There is evidence that while TNF-α is markedly increased in the plasma of individuals with congestive HF, the levels of CD34+ stem cells in peripheral blood, endothelial progenitor cells (EPCs) in circulating blood, and hematopoietic precursor cells in bone marrow are decreased.52, 53 Moreover, TNF-α can directly inhibit infiltration of hematopoietic precursor cells CD34+ induced by stem cell factor (SCF).

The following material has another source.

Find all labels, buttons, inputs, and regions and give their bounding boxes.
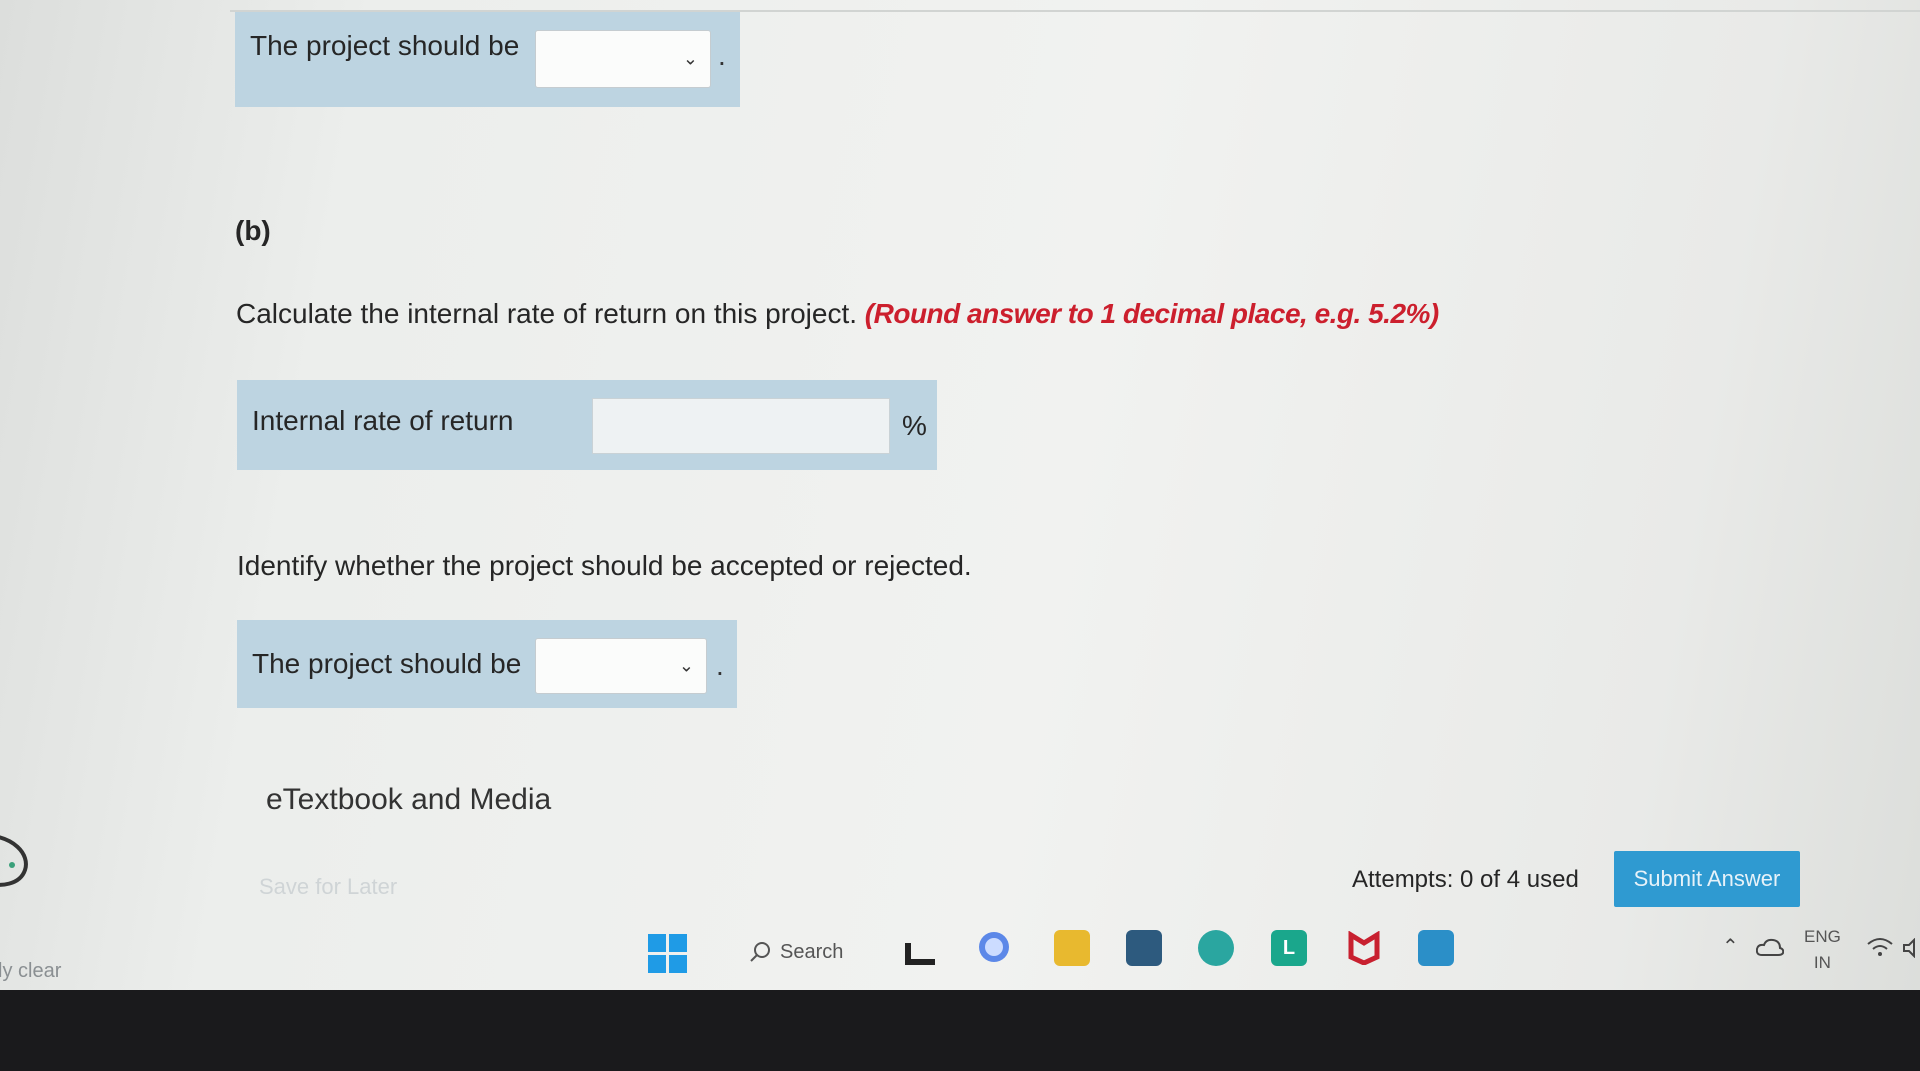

Interestingly, the above injury function of TNF-α is realized by the interaction with its receptor TNFR1; however, when combined with TNFR2, the complex is conducive to maintain the function of the stem cell. For example, Chen et al found that cardiomyocytes expressing TNF-α combined with TNFR2 on the surface of the embryonic stem cells led to more migration and differentiation of embryonic stem cells into cardiomyocytes. Studies also found that mesenchymal stem cells expressing TNFR2 could reduce inflammatory reactions and improve cardiac function in individuals with MI. In addition, TNF-α may also promote the secretion of GM-CSF to influence the differentiation of stem cells. In conclusion, the ligand types of TNF-α play an important role in the regulation of stem cell function, and the synthesis and regulation depend on the amount and proportion of TNFR1 and TNFR2 expressed.

Conclusions

Since TNF-α was first described in 1975, many studies about the correlation of TNF-α and MI had been published. Through decades of effort, some mechanisms of TNF-α in the progress of MI have been identified, such as the polymorphisms in gene expression, inflammatory reaction, metabolic regulation, and the change of the ion flow channel. Despite the understanding we have gained over the past several decades, there are still many gaps in it: for example, specific regulation of the polymorphism of coding TNF-α gene promoter region to the expression of TNF-α and its interaction with various environmental factors to affect MI progress. In addition, when to use the TNF-α antagonists in the treatment of HF and how much the amount is the most suitable all remain to be elucidated in the further experiments. Considering the roles of TNF-α in MI and its subsequent progress, further investigation on the mechanism of TNF-α will promote better treatment of MI and its complications.